Good sign. He puts on the rental tux shoes, not his cowboy boots. Boots don’t pinch your feet. They are worn and comfortable and secure. But he wears the tux shoes, the shoes that have to be tied. He still struggles to tie shoes. He hates water but he showers. He hates the feeling of water on his skin as it trickles down too hot or too cold touching when he doesn’t want to be touched. He’s wearing a stiff and scratchy and trim cut handsome rental tux … a tux that has been worn by countless others. He’s okay … he can do this … he is doing this. Tail wag.
He comes down the stairs, eyes closed, led by mom. I tell him he can’t see me yet. Truly, I just want this moment to last forever. I’m so proud of him. He has his eyes closed but his smile warms my heart more than anything in the world. You see, this moment is when everything is worth it. The stressful morning, arguments, sitting with him, playing red-light/green-light on our walks to school in elementary. All of the battles were won and this is going to be an amazing night.

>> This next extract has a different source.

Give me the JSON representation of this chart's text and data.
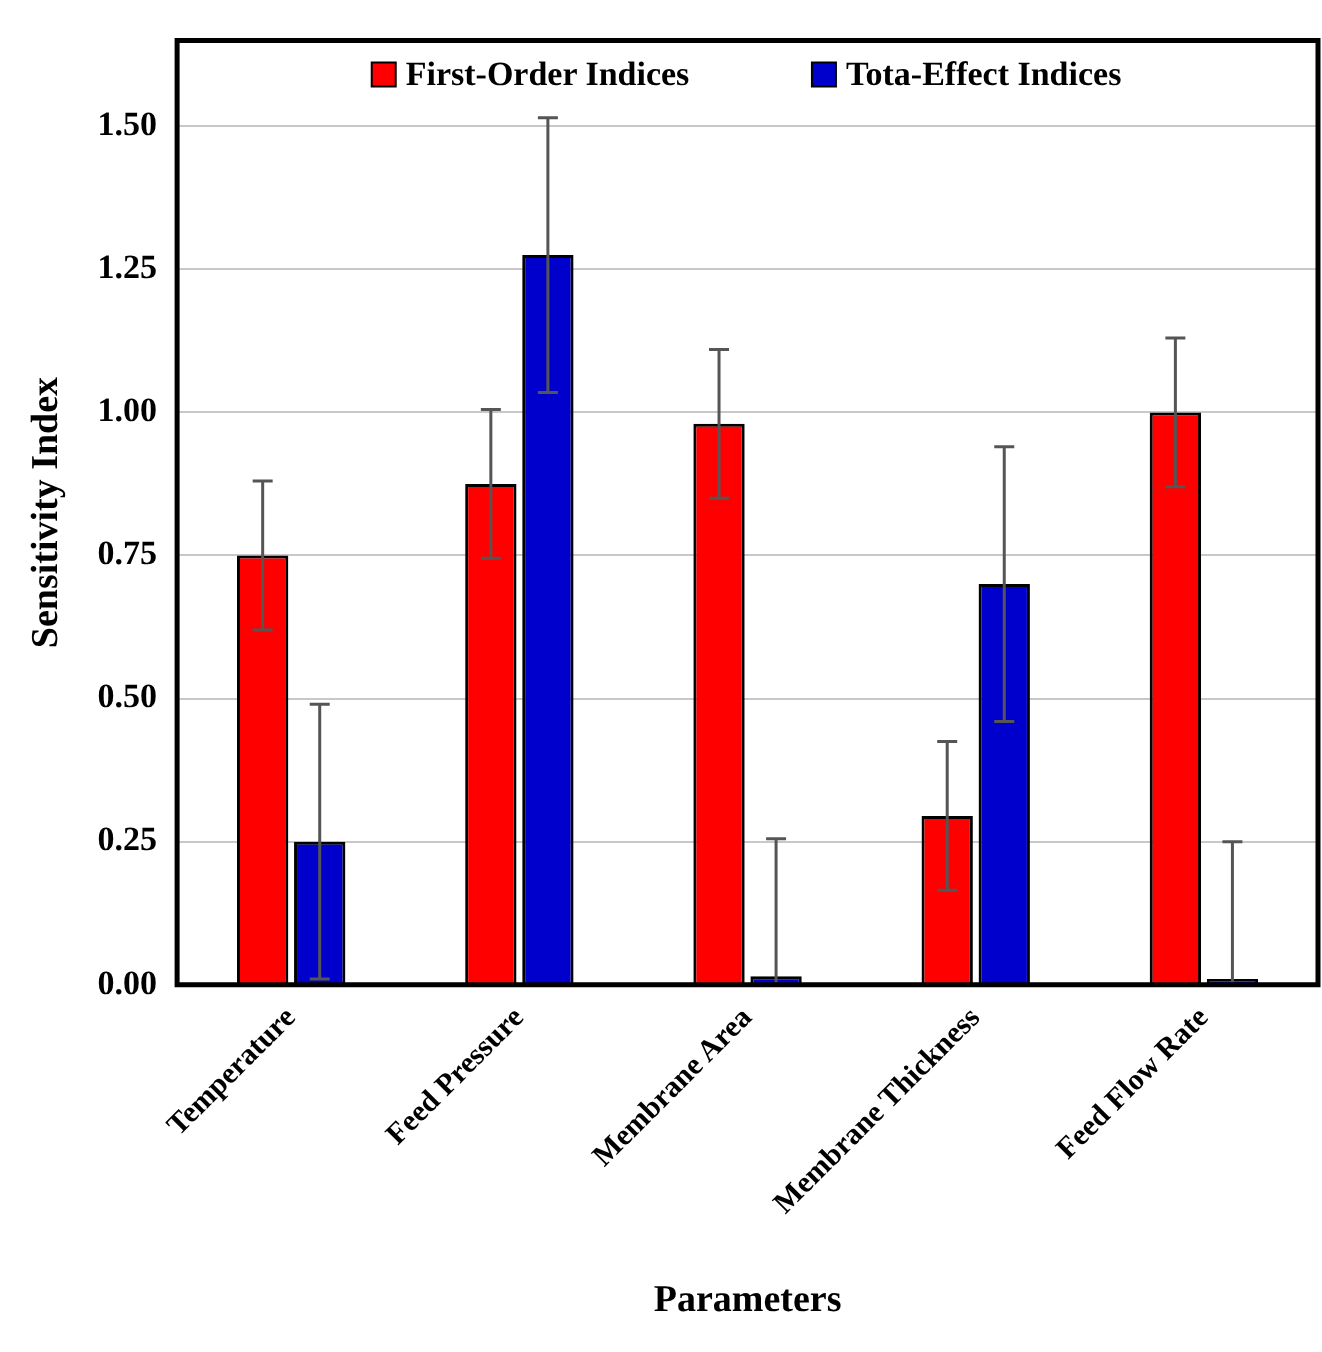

Our “traditional” formal Prom dinner is in a fancy restaurant. A fancy restaurant with Mom and Dad at the table. Another articulated compromise. He has a traditional Prom dinner, but in a way that is comfortable. We do our normal family sharing of highs and lows. We call our oldest sister on FaceTime so she can share her day too. All normal, keeping it real in the family. It seems little but these things are important because we know he can only do so much socializing, only so much stimulation … only so much energy. He’s smiling and enjoying himself. Tail wag.

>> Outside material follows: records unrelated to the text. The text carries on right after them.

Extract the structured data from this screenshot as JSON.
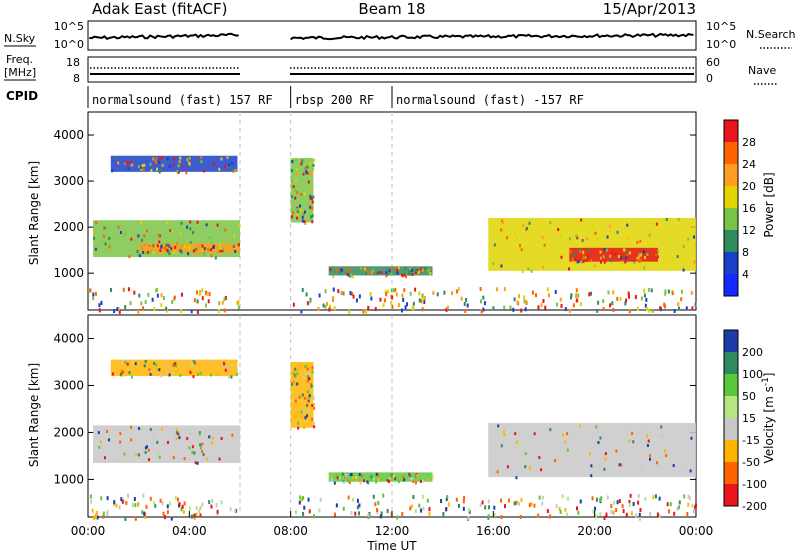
{
  "header": {
    "station": "Adak East (fitACF)",
    "beam": "Beam 18",
    "date": "15/Apr/2013"
  },
  "colors": {
    "frame": "#000000",
    "background": "#ffffff",
    "ground_scatter": "#c8c8c8",
    "sky_trace": "#000000",
    "mode_boundary": "#000000",
    "dashed_divider": "#c0c0c0"
  },
  "noise_panel": {
    "left_label": "N.Sky",
    "right_label": "N.Search",
    "ticks_left": [
      "10^5",
      "10^0"
    ],
    "ticks_right": [
      "10^5",
      "10^0"
    ]
  },
  "freq_panel": {
    "left_label_line1": "Freq.",
    "left_label_line2": "[MHz]",
    "left_ticks": [
      "18",
      "8"
    ],
    "right_label": "Nave",
    "right_ticks": [
      "60",
      "0"
    ]
  },
  "cpid": {
    "label": "CPID",
    "segments": [
      {
        "text": "normalsound (fast) 157 RF",
        "start_hour": 0.0,
        "end_hour": 6.0
      },
      {
        "text": "rbsp 200 RF",
        "start_hour": 8.0,
        "end_hour": 12.0
      },
      {
        "text": "normalsound (fast) -157 RF",
        "start_hour": 12.0,
        "end_hour": 24.0
      }
    ]
  },
  "chart_data": [
    {
      "type": "heatmap",
      "quantity": "Power",
      "ylabel": "Slant Range [km]",
      "ylim": [
        200,
        4500
      ],
      "yticks": [
        1000,
        2000,
        3000,
        4000
      ],
      "xlim": [
        0,
        24
      ],
      "data_gaps_hours": [
        [
          6.0,
          8.0
        ]
      ],
      "colorbar": {
        "label": "Power [dB]",
        "levels": [
          {
            "value": "28",
            "color": "#e8141e"
          },
          {
            "value": "24",
            "color": "#ff6400"
          },
          {
            "value": "20",
            "color": "#ff9d1f"
          },
          {
            "value": "16",
            "color": "#e1d400"
          },
          {
            "value": "12",
            "color": "#79c447"
          },
          {
            "value": "8",
            "color": "#2f8a5d"
          },
          {
            "value": "4",
            "color": "#1a3fc8"
          }
        ],
        "bottom_color": "#1428ff"
      },
      "regions": [
        {
          "t0": 0.9,
          "t1": 5.9,
          "r0": 3200,
          "r1": 3550,
          "level": "4"
        },
        {
          "t0": 0.2,
          "t1": 6.0,
          "r0": 1350,
          "r1": 2150,
          "level": "12"
        },
        {
          "t0": 2.0,
          "t1": 6.0,
          "r0": 1450,
          "r1": 1650,
          "level": "20"
        },
        {
          "t0": 8.0,
          "t1": 8.9,
          "r0": 2100,
          "r1": 3500,
          "level": "12"
        },
        {
          "t0": 9.5,
          "t1": 13.6,
          "r0": 950,
          "r1": 1150,
          "level": "8"
        },
        {
          "t0": 15.8,
          "t1": 24.0,
          "r0": 1050,
          "r1": 2200,
          "level": "16"
        },
        {
          "t0": 19.0,
          "t1": 22.5,
          "r0": 1250,
          "r1": 1550,
          "level": "28"
        }
      ]
    },
    {
      "type": "heatmap",
      "quantity": "Velocity",
      "ylabel": "Slant Range [km]",
      "ylim": [
        200,
        4500
      ],
      "yticks": [
        1000,
        2000,
        3000,
        4000
      ],
      "xlim": [
        0,
        24
      ],
      "xticks": [
        "00:00",
        "04:00",
        "08:00",
        "12:00",
        "16:00",
        "20:00",
        "00:00"
      ],
      "xlabel": "Time UT",
      "data_gaps_hours": [
        [
          6.0,
          8.0
        ]
      ],
      "colorbar": {
        "label": "Velocity [m s-1]",
        "label_text": "Velocity [m s",
        "label_exp": "-1",
        "label_close": "]",
        "levels": [
          {
            "value": "200",
            "color": "#1e3ca8"
          },
          {
            "value": "100",
            "color": "#2f8a5d"
          },
          {
            "value": "50",
            "color": "#5ac83c"
          },
          {
            "value": "15",
            "color": "#b4e682"
          },
          {
            "value": "-15",
            "color": "#c8c8c8"
          },
          {
            "value": "-50",
            "color": "#ffb400"
          },
          {
            "value": "-100",
            "color": "#ff6400"
          },
          {
            "value": "-200",
            "color": "#e8141e"
          }
        ]
      },
      "regions": [
        {
          "t0": 0.9,
          "t1": 5.9,
          "r0": 3200,
          "r1": 3550,
          "level": "-50"
        },
        {
          "t0": 0.2,
          "t1": 6.0,
          "r0": 1350,
          "r1": 2150,
          "level": "-15"
        },
        {
          "t0": 8.0,
          "t1": 8.9,
          "r0": 2100,
          "r1": 3500,
          "level": "-50"
        },
        {
          "t0": 9.5,
          "t1": 13.6,
          "r0": 950,
          "r1": 1150,
          "level": "50"
        },
        {
          "t0": 15.8,
          "t1": 24.0,
          "r0": 1050,
          "r1": 2200,
          "level": "-15"
        }
      ]
    }
  ]
}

We have a fun time at the dance. I dance one slow and one fast song with him. We do the disco together in the middle of prom. The smiles are worth it. His friends are great. They know him and love him for who he is. The environment is safe for him. He sits at a table and plays games on his phone for most of the night and that’s okay. That’s down time. He’s withdrawing into the video game and tuning out the loud music, the lights, the scratchy clothes, the people and smells. I see this and he sees this. It’s an unspoken agreement as he manages his energy level. I see the brilliance in his actions in this small area of self-care. Tail wag.
I’m standing there across the room watching him play his video game. He looks up and catches my eye and I quickly cover my face. In the middle of his Senior Prom, a room full of kids who are pretty and popular and cool, and I’m standing in a beautiful gown covering my eyes, playing hide and seek with my little brother.
These moments are special. These victories are special. Asperger Syndrome is special. Asperger’s makes my brother special, but Asperger’s is just one of the many extraordinary things that makes my brother and incredible young man.
Being an older sister of someone with Asperger’s is amazing, and fun and silly, and always filled with joy. Tail wag.
Enjoy the journey.
Wag your tail.
Elizabeth Osborn is a Sophomore at the University of Oklahoma, studying to be a Special Education teacher with endorsements in both elementary education and Mathematics. She was born and raised in Des Moines, IA, is the middle of three children, and her younger brother Garrison has Asperger Syndrome.